Accordingly to the changes of TEER, the exposure of Caco-2 cells to the pro-inflammatory cytomix significantly increased the permeability of cells monolayers (ca. 537%; Figure 6). BCP treatments significantly attenuated the inflammatory-induced permeability, with the lowest increase observed with the Started-BCP (ca. 113%), and followed by the Raw- and Unstarted-BCP treatments (ca. 334 and 265%, respectively; Figure 6).

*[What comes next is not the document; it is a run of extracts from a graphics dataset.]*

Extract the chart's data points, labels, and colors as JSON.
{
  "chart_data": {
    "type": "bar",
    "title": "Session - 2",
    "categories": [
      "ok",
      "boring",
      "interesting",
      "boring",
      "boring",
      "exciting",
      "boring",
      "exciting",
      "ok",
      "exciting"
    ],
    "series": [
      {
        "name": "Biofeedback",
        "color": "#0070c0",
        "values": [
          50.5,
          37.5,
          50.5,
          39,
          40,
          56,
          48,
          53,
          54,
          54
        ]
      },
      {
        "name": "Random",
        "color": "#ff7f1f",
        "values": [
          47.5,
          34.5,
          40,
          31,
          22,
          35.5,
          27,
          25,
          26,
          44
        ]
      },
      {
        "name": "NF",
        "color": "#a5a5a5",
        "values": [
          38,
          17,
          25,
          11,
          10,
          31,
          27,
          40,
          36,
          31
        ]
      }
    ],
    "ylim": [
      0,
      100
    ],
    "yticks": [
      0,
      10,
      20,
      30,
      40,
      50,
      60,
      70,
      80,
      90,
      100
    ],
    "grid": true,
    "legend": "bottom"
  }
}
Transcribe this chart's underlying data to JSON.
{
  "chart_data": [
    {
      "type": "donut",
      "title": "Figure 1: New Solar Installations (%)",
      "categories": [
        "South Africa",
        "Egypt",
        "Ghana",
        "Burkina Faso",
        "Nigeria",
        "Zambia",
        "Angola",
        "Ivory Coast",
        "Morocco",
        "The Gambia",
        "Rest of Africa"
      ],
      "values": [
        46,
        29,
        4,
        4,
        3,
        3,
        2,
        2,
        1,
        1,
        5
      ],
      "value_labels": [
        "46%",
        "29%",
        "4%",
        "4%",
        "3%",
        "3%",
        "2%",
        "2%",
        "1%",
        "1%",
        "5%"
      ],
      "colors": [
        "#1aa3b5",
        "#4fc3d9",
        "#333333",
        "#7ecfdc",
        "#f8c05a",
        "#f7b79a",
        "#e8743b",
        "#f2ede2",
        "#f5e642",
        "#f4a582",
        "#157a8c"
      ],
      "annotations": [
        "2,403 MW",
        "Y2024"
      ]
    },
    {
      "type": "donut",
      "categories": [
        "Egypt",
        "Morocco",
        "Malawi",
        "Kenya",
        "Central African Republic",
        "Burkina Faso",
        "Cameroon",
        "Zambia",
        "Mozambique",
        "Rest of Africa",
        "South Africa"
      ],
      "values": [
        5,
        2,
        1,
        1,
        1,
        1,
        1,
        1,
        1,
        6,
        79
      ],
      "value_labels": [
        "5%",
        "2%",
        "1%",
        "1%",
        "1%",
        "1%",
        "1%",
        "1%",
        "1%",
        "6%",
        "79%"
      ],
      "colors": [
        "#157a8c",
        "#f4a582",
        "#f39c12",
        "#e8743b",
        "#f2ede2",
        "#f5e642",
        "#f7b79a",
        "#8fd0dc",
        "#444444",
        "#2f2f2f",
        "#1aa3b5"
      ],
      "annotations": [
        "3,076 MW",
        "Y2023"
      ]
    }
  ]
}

Preliminarily, the cytotoxicity of BCP samples toward human keratinocytes was investigated through the MTT assay. BCP treatment up to 100 μg ml⁻¹ showed no cytotoxic effects, thus a concentration of 100 μg ml⁻¹ was selected for the subsequent assays on keratinocyte cells. The inflammatory response induced by LPS was evaluated by measuring the relative expression of TNF-α gene (Figure 7). Results showed that the levels of TNF-α mRNA were augmented by LPS-induced inflammation. Cells treatment with Started-BCP and, to a lesser extent, with Unstarted-BCP reduced (p < 0.05) the transcriptional levels of pro-inflammatory cytokine TNF-α (Figure 7).

DP was employed by the company Giuliani S.p.A (Milan, Italy).

The remaining authors declare that the research was conducted in the absence of any commercial or financial relationships that could be construed as a potential conflict of interest.